Retratistas de infiernos
El mundo de Bacon tiene múltiples fuentes; comienza sin, duda en una infancia de aislamiento y crueldad, en cuyo paisaje debían destacar los cuerp9s rotos de los caballos que su padre entrenaba. Pero Bacon, en el tardío momento en que empieza a conocerse su obra, ya había digerido las imágenes del siglo y su carga de fascinación y horror. Las masacres de la revolución rusa; los monstruos y tullidos que la Primera Guerra Mundial convirtió en imágenes cotidianas de Europa; las víctimas de los bombardeos de la Segunda Guerra y, sobre todo, la humanidad torturada, masificada, convertida en materia prima sin identidad en el proceso de genocidio industrializado de los campos de concentración. No es casual que la pintura de Bacon comience a valorarse al mismo tiempo que la humanidad experimenta el choque de los crímenes nazis y el innombrable terror del arma nuclear.

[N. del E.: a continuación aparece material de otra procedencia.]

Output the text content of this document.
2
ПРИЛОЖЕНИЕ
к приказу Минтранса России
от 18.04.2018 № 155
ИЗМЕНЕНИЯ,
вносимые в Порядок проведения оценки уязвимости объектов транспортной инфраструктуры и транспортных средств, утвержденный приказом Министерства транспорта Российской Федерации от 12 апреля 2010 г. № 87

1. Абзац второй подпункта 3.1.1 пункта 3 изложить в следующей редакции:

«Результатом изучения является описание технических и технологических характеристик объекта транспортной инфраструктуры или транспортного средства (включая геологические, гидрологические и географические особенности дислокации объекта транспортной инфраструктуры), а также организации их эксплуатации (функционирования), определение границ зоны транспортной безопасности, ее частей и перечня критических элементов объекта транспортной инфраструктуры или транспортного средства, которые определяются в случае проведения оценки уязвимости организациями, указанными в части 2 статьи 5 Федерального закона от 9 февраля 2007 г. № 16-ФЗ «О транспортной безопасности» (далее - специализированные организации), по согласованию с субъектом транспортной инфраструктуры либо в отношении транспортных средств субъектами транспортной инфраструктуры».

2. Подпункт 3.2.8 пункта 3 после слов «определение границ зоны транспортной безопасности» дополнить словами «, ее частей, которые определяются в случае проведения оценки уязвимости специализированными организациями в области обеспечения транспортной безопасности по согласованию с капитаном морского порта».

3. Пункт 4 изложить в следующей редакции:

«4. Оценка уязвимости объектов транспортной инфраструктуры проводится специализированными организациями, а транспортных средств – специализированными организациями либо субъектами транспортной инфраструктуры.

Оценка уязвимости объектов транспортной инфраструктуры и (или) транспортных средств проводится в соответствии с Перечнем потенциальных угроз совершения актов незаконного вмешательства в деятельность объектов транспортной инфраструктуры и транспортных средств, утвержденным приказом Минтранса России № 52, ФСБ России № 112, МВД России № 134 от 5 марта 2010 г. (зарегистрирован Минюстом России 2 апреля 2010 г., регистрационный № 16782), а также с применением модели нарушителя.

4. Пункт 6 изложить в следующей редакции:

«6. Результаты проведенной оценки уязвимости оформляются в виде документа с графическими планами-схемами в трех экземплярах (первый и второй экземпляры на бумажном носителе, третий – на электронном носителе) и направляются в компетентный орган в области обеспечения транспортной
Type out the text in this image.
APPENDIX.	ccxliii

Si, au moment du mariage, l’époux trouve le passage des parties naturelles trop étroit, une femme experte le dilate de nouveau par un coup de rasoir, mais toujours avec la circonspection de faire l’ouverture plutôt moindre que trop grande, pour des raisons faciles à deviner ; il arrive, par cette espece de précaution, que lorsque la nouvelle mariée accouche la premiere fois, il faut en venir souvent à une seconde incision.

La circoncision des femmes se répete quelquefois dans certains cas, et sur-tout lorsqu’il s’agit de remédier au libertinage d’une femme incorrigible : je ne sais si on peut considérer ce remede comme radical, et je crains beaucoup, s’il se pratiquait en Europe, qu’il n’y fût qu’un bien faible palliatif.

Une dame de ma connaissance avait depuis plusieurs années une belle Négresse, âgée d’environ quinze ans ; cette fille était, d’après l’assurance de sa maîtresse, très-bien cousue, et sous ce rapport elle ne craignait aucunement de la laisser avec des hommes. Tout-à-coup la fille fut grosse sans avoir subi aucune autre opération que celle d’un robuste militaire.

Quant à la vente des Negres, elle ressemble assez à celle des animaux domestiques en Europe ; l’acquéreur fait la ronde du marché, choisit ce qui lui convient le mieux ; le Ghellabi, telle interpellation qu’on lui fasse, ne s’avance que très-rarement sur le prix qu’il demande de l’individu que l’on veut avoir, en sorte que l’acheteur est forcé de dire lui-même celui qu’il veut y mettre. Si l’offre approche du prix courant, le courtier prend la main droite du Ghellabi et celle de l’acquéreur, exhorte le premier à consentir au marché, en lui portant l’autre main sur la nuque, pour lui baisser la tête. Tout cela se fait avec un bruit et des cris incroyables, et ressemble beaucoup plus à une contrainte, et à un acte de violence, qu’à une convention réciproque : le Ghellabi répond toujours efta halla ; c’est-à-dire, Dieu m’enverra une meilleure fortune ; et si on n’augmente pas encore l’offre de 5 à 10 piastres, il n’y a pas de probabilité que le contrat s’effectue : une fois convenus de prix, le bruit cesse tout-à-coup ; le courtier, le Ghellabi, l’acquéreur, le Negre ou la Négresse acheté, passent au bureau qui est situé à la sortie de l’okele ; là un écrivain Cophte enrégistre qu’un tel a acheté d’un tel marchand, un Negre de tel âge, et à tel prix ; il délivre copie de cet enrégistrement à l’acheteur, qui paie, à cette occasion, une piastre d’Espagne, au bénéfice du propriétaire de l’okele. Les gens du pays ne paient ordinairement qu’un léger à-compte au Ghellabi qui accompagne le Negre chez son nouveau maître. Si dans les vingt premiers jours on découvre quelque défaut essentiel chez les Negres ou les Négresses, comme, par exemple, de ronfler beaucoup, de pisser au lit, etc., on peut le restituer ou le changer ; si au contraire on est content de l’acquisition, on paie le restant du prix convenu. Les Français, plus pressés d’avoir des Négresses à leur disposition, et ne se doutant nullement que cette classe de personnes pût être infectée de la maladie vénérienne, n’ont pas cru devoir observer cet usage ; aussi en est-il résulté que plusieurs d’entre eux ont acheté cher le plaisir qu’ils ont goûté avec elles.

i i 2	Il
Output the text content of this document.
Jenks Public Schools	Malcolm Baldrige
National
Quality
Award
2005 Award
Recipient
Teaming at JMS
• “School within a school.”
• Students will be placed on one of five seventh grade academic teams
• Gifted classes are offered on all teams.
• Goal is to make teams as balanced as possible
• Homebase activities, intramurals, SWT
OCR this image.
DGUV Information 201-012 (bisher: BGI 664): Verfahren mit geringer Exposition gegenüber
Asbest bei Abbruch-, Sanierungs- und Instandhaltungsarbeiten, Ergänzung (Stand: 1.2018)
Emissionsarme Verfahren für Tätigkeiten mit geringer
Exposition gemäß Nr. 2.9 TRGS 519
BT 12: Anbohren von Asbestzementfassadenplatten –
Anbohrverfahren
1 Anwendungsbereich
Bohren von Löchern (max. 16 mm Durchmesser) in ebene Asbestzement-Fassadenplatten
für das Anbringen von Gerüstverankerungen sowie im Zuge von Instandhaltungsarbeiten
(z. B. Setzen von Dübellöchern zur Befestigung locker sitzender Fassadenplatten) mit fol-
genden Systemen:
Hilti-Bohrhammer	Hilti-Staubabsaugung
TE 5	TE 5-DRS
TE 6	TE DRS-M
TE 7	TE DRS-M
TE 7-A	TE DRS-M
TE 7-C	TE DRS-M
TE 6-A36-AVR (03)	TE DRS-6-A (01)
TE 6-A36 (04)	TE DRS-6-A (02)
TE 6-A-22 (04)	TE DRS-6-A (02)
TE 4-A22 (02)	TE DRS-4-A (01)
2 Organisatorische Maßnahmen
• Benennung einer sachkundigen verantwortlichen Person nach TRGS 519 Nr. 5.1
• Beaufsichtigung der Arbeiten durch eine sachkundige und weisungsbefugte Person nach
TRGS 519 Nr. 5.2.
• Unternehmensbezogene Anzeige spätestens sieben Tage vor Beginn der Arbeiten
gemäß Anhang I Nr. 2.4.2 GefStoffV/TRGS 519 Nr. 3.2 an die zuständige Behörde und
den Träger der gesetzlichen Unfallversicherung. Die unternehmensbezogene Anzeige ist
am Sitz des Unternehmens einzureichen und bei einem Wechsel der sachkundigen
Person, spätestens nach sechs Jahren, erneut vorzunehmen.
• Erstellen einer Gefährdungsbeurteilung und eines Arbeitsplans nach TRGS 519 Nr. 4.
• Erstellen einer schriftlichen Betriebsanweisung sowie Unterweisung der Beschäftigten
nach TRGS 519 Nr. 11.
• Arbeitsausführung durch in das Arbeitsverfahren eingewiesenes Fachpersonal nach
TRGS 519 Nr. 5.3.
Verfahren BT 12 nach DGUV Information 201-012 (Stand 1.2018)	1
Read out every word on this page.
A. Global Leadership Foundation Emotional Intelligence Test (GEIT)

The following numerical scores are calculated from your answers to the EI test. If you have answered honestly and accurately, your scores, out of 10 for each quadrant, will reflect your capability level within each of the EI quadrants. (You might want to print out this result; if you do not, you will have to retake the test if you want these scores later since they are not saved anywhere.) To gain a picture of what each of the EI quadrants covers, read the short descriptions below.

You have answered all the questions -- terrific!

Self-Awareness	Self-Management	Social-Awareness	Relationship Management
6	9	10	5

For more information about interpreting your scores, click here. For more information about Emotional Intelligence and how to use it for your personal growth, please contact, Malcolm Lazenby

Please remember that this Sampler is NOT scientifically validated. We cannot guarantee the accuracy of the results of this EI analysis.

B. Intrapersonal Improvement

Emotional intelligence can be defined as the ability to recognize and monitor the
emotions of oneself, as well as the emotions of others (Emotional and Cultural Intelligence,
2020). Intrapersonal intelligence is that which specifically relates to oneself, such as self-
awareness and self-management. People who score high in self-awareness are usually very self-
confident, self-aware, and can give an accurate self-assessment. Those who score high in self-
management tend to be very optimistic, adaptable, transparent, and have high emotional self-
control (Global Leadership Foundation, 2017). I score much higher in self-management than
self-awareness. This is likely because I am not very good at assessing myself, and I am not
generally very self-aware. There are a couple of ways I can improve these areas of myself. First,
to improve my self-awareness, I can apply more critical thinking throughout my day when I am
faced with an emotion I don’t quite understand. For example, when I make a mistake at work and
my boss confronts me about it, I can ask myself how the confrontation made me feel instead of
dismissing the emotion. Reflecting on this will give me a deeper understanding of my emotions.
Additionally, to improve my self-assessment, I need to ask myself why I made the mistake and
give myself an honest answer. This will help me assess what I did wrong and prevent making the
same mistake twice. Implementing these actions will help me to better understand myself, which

Al mismo tiempo, Francis Bacon fue un clásico. En sus óleos reverbera el misterio de la pintura, el mismo misterio que poseyeron Velázquez y Vermeer, Goya y Leonardo. Al mencionar su torturada plasticidad y el modo estrictamente contemporáneo en que alcanzó a plasmar sus imágenes, no podemos olvidar que Bacon fue sucesor y profundo conocedor de otros retratistas de infiernos, como Brueghel o como el propio Goya de las pinturas sombrías. Su declarada admiración por la pintura española -patente en obsesiones concretas, como la que le vinculó al Retrato del Papa Inocencio I de Velázquez- puede interpretarse como querencia de una capacidad de pasión y de absoluto que, pese a toda su rabia y potencia, queda matizada por una pátina nórdica que confiere una peculiar impavidez incluso a las formas más ensangrentadas y retorcidas. Pero no hay luz ni serenidad en el mundo de Bacon, ni siquiera la luz oscura que otros contemporáneos persiguieron con ahínco. El de Bacon es un cielo opaco, bajo cuya oscuridad sin límites transcurre, en el silencio y el aislamiento, la torturada existencia de los seres.
Aullante o descuartizado, vejado e irreconocible, el protagonista de la obra de Francis Bacon es el ser humano del siglo XX, el ecce homo resultante de las convulsiones de un mundo superpoblado, contaminado y violento sobre el que pende la amenaza de los distintos espectros de la extinción, un mundo en el que el espectador de obras como la del pintor que acaba de desaparecer no puede por menos que interrogarse acerca de los límites entre el potencial de crudeza de la condición humana y el arte que la prefigura y recrea, obligándonos al estremecimiento.